Reduction within one work item

Hi,

how would the more experienced devs work out that problem:

I want to calculate a financial math problem called "Ichimoku" on GPU.

The actual problem can be shortened down to:

- you have a price series array - lets say an array of 10.000 doubles - 0 to 9.9999

Calculating Ichimoku involves basically the following task 2-3 times with different widths and a few minor challenges. All major calculations are independent from the previous / next one so the outer loop is perfectly parallel.
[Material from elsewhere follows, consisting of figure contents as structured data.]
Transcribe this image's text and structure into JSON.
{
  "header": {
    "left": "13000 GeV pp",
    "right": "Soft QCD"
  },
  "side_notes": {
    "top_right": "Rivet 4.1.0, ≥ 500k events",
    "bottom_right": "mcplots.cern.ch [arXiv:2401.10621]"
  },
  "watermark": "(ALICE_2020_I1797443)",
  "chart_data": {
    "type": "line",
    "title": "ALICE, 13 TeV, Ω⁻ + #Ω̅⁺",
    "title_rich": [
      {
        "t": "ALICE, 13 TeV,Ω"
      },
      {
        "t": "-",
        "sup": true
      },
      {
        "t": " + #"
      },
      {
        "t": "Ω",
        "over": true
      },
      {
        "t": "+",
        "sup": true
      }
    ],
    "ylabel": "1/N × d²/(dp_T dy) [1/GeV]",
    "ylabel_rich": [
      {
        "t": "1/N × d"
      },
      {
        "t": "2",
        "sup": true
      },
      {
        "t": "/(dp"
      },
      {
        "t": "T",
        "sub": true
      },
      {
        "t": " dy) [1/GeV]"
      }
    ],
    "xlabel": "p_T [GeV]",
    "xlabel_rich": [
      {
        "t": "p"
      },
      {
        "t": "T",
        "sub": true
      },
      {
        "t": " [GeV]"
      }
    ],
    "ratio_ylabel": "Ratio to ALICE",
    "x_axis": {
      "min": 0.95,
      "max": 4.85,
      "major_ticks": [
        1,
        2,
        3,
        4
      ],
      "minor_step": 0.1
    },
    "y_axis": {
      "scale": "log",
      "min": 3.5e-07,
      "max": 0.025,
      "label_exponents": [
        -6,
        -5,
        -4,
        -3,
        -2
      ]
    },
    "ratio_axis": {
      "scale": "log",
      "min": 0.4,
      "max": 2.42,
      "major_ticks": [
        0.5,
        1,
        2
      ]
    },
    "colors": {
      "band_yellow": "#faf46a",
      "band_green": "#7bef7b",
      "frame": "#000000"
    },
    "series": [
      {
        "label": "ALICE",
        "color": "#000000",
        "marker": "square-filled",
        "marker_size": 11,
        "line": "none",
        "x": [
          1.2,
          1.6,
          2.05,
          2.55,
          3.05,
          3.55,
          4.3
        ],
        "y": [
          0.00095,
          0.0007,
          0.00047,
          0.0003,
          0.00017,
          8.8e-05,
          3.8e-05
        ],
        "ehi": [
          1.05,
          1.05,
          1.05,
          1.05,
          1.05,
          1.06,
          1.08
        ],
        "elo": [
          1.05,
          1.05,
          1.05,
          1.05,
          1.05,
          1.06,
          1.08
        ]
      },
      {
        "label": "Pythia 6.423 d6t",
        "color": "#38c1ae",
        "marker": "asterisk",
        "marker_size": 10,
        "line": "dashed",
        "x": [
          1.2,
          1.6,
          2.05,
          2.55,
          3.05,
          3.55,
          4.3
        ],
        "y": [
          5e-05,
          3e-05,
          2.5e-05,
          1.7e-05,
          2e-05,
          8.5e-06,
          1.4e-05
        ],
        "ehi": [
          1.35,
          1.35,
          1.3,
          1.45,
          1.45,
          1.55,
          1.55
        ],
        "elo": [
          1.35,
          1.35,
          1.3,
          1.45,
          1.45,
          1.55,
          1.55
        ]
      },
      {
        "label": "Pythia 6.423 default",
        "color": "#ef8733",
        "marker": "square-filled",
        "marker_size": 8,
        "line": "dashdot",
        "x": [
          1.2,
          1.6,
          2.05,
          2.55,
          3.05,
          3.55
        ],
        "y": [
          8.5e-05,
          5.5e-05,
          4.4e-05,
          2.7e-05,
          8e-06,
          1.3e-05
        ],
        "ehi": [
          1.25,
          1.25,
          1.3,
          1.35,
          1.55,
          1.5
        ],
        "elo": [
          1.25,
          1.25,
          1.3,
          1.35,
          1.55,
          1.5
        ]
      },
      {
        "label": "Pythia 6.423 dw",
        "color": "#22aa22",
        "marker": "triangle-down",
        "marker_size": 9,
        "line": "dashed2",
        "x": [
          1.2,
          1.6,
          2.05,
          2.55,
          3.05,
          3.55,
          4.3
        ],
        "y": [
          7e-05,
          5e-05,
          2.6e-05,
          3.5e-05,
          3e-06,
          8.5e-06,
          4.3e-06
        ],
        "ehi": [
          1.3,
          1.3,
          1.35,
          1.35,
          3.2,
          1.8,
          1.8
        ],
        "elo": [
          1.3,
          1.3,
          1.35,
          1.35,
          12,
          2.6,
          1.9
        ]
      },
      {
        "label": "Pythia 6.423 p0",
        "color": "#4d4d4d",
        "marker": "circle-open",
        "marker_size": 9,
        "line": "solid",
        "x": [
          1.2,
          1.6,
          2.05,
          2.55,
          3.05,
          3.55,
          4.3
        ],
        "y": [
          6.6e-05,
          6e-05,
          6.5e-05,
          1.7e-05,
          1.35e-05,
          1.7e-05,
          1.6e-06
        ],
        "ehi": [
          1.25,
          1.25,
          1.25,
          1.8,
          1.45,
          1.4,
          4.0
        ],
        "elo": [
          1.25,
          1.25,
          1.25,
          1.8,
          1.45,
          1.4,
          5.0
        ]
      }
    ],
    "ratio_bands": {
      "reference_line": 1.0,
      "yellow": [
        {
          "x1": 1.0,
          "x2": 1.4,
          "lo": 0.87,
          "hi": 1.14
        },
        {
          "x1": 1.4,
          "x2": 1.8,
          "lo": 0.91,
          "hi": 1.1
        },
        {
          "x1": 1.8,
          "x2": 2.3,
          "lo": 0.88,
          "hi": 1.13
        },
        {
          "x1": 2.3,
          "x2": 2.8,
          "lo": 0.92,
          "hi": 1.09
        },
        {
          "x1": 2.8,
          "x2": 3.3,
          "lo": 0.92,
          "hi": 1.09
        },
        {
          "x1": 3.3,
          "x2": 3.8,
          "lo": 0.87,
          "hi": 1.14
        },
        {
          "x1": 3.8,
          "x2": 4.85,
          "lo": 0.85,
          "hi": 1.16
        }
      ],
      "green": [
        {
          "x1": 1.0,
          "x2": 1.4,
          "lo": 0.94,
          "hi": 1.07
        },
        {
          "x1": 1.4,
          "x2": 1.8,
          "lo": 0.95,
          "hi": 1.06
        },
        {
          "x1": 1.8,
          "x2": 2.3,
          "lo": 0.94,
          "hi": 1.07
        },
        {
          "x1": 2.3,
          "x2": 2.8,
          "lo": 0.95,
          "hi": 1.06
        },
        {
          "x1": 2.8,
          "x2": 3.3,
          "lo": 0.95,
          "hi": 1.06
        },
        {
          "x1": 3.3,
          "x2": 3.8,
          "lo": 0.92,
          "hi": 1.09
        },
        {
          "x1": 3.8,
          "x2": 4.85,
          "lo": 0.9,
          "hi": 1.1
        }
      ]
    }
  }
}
The inner loop is a min/max reduction of the _X_ previous values:

perfect parallel outer loop:

- do the inner loop (kernel) for each array value independent from the prev / next value

inner loop:

(int) argument _X_ = 26

calculating the result of array index _I_ for width _X_:

- find the low of index _I_ to index (_I_ - _X_) = _LOW_

- find the high of index _I_ to index (_I_ - _X_) = _HIGH_

- result for _I_ = (_LOW_ + _HIGH_) / 2.0

so for _X_ = 26 and array_index = 100

- find the low of array[100] to array[100-26-1] (inclusive)

- find the high of array[100] to array[100-26-1]

- global result[100]= (low+high)/2.0

- of course only calculate for index values > _X_ argument values

I could simply write a kernel which gets invoked with the array length and does a sequential calculation of the high/low in the kernel. I would gain over traditional cpu implementation because i can call that kernel for every array value perfectly in parallel but the inner loop main work load would still be sequential.

How could i do a min/max reducation within the kernel? Call array_size * _X_ work items and keep track which work items are supposed to do a min/max local mem reduction at a certain stage and nothing on the later stage?

Help is very much appreciated.